The Book Club Calls It Like It Is

The Closer Look Book Club Calls It Like It Is.


We have changed our name to the Literary Fiction Book Club.


How has it come to be that the University of Arizona Poetry Center has a book club discussion every month about a work of literary fiction?  As a fellow Poetry Center Docent recently observed to me, "I don’t volunteer at the poetry center in order to read fiction."


That rocked me right back on my heels since I have been reading twenty or thirty books of literary fiction per year along with two other docents, Dorothy Blake and Colleen Burns.  The Closer Look Book Club was developed by Poetry Center staffer Cybele Knowles years ago, and has been Docent-led since Cybele left in 2015. The book club appeals to people whose interest in reading great works is broad and who love words—including both poetry prose, fiction, and non-fiction.  Come for the fiction, stay for the poetry, or vice versa.



The three of us love to read.  I find that this is my Dream Job.  At last, I can indulge in guilt-free reading because its part of my "job."  Some good suggestions are made by docents, and we research contemporary books, literary prize nominees, and reviews.  Then we choose an interesting palette of books and authors around a loose theme.


For instance, this year a number of the books seemed to be told in whole or part by an unusual narrator: the teenage Mexicana who is interested in getting her menfolk to cross the border back to Mexico (Into the Beautiful North, Urrea); the victims and bomb makers involved in a terrorist incident in South Delhi back in the Nineties (The Association of Small Bombs, Mahajan); a black man who wants to reinstitute slavery in current day L.A (The Sellout, Beatty).  The more the list came together the more the notion of unconventional narrators seemed to run through the selections.  When we read Rachel Cusk’s Outline, it struck us that her modern English woman narrator seems to use a new voice and writing style.  (Un)conventional Narrators, New Writing is a fanciful ribbon that ties together our selections for the 2017-18 year.


The Literary Fiction Book Club discussions are free and open to the public.  There is a group of ten or so who have been attending regularly for years, and we are generally joined by an equal number of new or less-frequent participants, making it a perfect place for people both familiar and unfamiliar with the Poetry Center and the Club. At each meeting there is a guest Discussion Leader who has read the book and has some questions to raise with the group. This year, among our Discussion Leaders, we are honored to have Gail Browne (yes, THAT Gail Browne, former Poetry Center Director) down from Phoenix to help us discuss The Sellout by Paul Beatty on Feb 14!  



At our first meeting this fall (Sept 13, 5-6pm), Susan Aiken, Distinguished Professor of English, emerita, at the U of A will lead a discussion on The Association of Small Bombs, a National Book Award finalist.   After the discussion, the attendees will choose the final book for the 2017-18 year from among four options they are considering over the summer (Lincoln in the Bardo, Family Life, the Tzar of Love and Techno, Underground Railroad). We will discuss that choice on April 18, 2018.   

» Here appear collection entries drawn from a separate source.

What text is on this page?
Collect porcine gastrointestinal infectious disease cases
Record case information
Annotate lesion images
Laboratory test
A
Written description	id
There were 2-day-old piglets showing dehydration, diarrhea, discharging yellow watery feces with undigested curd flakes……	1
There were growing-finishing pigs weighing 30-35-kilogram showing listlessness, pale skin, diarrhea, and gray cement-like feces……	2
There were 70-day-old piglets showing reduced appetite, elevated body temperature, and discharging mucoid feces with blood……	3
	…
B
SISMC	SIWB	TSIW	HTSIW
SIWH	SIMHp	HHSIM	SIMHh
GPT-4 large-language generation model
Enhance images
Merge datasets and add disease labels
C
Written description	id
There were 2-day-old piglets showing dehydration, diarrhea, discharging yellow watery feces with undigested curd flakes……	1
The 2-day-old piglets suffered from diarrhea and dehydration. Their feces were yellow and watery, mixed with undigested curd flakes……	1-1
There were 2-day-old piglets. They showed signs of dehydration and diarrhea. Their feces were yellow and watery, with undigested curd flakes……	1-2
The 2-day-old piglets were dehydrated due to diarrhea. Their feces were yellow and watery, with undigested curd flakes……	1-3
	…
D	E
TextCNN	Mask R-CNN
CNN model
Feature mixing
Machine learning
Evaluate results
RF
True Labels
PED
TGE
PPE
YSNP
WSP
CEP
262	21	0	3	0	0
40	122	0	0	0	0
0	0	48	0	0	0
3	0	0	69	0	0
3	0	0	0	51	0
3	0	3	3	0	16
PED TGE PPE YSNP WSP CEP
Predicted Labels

When I was a kid in Tucson in the 1950’s the old YMCA  at Fifth Street and Dodge was called "The Lighthouse in the Desert."  Ever since the sixties, the lighthouse in the desert for me has been the University of Arizona Poetry Center. What a beacon, broadcasting connection to the wider literary world with poetry readings, and through the years, events of all sorts, community classes, prose readings, symposia, children’s programs in the schools, family days, public library and open air discussion groups, and the Closer Look Book Club of eclectic and literary prose.  And now, here we are evolving into the Literary Fiction Book Club.  What a great docent “job” I have!